Pembrokeshire native heads down to the pearl jewelry  controversial park to test it out before its first full summer season

Jamie De La Haye, one of the hotel¡¯s instructors, took charge of a group of would-be flowboarders on our first morning. Soon he had his party of boys and girls ¡ª and the more adventurous parents ¡ª gliding up and down the FlowRider on foam bodyboards.

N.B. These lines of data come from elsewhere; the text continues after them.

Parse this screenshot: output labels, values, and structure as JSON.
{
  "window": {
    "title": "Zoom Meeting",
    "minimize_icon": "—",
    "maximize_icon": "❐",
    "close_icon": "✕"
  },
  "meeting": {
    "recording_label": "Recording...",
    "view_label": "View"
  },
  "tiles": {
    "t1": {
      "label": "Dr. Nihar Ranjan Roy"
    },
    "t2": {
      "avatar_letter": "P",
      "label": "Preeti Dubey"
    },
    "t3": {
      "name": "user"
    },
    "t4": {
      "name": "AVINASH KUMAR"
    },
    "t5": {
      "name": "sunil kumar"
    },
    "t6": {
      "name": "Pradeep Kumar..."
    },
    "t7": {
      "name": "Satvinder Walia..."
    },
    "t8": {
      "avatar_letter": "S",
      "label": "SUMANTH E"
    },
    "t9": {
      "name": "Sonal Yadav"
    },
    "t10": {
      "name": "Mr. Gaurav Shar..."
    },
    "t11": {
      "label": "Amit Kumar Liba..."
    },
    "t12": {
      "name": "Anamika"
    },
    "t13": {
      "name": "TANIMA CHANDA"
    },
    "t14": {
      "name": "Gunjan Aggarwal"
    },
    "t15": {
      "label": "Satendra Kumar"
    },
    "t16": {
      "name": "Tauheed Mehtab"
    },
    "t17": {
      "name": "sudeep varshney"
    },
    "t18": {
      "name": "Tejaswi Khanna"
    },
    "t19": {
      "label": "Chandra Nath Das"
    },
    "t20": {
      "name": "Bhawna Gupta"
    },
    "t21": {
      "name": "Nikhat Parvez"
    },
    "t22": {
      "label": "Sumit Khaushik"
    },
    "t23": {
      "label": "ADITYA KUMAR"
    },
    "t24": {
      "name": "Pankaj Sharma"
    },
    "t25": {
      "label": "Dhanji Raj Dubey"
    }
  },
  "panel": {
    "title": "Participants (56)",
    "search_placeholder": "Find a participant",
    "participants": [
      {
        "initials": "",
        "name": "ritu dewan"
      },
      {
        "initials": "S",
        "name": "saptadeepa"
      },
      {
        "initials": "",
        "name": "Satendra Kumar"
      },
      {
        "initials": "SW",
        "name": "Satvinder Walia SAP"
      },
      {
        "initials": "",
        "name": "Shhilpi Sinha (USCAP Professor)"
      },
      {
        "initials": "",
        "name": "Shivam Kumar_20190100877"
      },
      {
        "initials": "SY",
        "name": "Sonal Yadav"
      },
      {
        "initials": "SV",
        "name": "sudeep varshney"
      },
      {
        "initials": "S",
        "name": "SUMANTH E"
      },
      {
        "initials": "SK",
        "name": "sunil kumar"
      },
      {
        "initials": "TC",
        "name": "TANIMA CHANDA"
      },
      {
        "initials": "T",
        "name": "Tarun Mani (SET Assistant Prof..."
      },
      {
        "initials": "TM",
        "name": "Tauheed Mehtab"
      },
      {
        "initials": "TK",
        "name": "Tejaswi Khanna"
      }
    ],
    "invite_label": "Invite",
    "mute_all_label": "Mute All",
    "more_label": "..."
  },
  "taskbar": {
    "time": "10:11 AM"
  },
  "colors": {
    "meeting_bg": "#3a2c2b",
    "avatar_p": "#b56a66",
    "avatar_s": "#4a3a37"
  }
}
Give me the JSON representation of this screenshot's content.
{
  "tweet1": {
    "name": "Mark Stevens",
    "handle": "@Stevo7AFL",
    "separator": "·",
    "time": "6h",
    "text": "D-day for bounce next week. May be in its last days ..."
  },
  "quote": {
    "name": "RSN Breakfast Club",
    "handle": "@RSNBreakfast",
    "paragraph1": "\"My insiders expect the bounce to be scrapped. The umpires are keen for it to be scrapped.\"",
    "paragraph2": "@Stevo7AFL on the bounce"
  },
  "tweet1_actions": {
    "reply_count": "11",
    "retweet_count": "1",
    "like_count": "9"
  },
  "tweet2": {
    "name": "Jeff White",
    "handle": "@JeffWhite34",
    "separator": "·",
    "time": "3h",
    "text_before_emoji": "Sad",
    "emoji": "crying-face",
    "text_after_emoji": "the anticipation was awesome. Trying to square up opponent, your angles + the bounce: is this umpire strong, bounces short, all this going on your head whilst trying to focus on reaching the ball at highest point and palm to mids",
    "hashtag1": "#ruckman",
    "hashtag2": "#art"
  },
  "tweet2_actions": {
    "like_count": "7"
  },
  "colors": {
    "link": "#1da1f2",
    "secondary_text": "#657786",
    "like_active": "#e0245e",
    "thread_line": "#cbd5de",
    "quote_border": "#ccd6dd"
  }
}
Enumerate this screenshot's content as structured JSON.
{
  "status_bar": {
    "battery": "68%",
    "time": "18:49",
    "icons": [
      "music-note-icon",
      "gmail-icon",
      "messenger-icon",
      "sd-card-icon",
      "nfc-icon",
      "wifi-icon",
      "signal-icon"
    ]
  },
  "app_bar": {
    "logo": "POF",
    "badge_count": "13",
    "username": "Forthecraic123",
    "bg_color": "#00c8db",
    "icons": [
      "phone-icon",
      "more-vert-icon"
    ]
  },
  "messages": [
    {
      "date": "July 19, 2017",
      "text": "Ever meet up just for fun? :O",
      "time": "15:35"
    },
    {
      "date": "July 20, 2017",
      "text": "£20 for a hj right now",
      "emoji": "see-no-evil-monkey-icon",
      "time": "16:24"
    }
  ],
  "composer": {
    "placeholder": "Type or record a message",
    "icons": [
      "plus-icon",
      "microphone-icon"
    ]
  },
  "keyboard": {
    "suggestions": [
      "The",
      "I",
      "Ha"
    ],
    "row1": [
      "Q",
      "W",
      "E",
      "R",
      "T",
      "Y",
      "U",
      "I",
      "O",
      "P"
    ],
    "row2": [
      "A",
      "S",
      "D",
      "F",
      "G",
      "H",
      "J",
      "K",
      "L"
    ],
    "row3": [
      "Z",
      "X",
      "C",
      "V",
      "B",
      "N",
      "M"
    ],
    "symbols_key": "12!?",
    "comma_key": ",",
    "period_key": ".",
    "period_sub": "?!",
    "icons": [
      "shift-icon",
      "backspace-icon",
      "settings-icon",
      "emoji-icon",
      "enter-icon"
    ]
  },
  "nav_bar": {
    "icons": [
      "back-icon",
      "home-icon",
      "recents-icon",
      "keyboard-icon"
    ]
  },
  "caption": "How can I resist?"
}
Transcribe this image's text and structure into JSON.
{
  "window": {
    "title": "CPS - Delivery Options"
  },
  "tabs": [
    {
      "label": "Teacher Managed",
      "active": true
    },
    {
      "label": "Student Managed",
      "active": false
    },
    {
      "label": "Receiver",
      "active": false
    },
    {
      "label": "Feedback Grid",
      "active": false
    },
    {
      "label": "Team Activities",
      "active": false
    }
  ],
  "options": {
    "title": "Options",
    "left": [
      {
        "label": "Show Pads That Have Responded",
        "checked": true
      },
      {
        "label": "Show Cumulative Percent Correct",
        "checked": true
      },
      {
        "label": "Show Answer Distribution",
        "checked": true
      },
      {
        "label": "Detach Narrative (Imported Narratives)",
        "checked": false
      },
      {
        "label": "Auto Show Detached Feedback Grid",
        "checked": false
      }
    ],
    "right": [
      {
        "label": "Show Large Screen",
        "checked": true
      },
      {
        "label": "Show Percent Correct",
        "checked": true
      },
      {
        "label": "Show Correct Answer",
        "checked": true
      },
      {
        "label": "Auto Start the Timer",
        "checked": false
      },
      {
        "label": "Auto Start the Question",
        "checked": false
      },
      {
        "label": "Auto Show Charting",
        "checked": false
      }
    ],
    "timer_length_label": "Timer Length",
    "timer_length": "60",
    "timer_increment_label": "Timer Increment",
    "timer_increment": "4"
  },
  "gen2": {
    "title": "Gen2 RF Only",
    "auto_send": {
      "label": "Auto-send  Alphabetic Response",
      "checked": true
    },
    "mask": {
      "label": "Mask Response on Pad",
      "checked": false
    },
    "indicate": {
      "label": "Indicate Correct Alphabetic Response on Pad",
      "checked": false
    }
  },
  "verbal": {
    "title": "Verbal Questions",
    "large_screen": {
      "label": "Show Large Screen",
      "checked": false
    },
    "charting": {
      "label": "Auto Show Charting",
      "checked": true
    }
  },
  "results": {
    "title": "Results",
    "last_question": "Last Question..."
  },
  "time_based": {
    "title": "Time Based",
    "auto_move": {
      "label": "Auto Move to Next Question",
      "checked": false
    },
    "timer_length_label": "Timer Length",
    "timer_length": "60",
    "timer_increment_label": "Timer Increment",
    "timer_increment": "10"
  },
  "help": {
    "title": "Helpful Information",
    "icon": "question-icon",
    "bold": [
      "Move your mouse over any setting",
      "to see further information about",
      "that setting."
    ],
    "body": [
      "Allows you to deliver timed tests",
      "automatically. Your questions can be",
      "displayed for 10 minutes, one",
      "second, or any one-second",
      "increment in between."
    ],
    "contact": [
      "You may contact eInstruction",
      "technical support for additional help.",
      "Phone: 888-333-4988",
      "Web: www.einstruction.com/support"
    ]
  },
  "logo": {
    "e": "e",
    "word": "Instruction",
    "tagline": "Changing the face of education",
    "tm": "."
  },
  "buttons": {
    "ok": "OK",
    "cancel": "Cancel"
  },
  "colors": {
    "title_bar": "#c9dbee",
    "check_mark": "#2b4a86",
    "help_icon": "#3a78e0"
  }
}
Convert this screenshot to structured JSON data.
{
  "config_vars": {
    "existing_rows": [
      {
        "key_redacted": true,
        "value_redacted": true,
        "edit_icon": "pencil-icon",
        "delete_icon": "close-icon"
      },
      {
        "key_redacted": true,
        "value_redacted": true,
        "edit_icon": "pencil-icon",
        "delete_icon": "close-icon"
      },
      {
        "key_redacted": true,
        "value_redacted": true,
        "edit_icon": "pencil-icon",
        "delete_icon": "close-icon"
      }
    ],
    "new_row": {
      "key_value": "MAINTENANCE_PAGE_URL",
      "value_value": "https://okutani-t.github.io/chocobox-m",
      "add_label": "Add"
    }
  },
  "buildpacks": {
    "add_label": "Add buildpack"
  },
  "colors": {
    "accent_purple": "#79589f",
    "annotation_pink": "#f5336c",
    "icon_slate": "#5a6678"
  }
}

Coming from a surfing background, Harry, Elliot and I found the prone position easy enough, but how would we fare when we tried to stand up? De La Haye made it look easy, carving his flowboard around as if he were off-piste on a snowboard. I had a feeling that we might take a while to reach the same level, and so it proved. Harry and I managed to turn from side to side, but Elliot opted for the turquoise jewelry  swimming pool.

All this had given us a need for the real thing ¡ª stand-up surfing. In St Ouens on the western side of the island, Jersey has a beach with good waves and a surfing history as rich as any in Britain. St Ouens was the scene of the first British surfing championships in 1965 and has hosted several European championships. We arrived to find well-formed waves breaking on the five-mile expanse of sand. Harry declared that he would be happy to surf for the rest of our stay, but the following day the inflatable tent swell disappeared.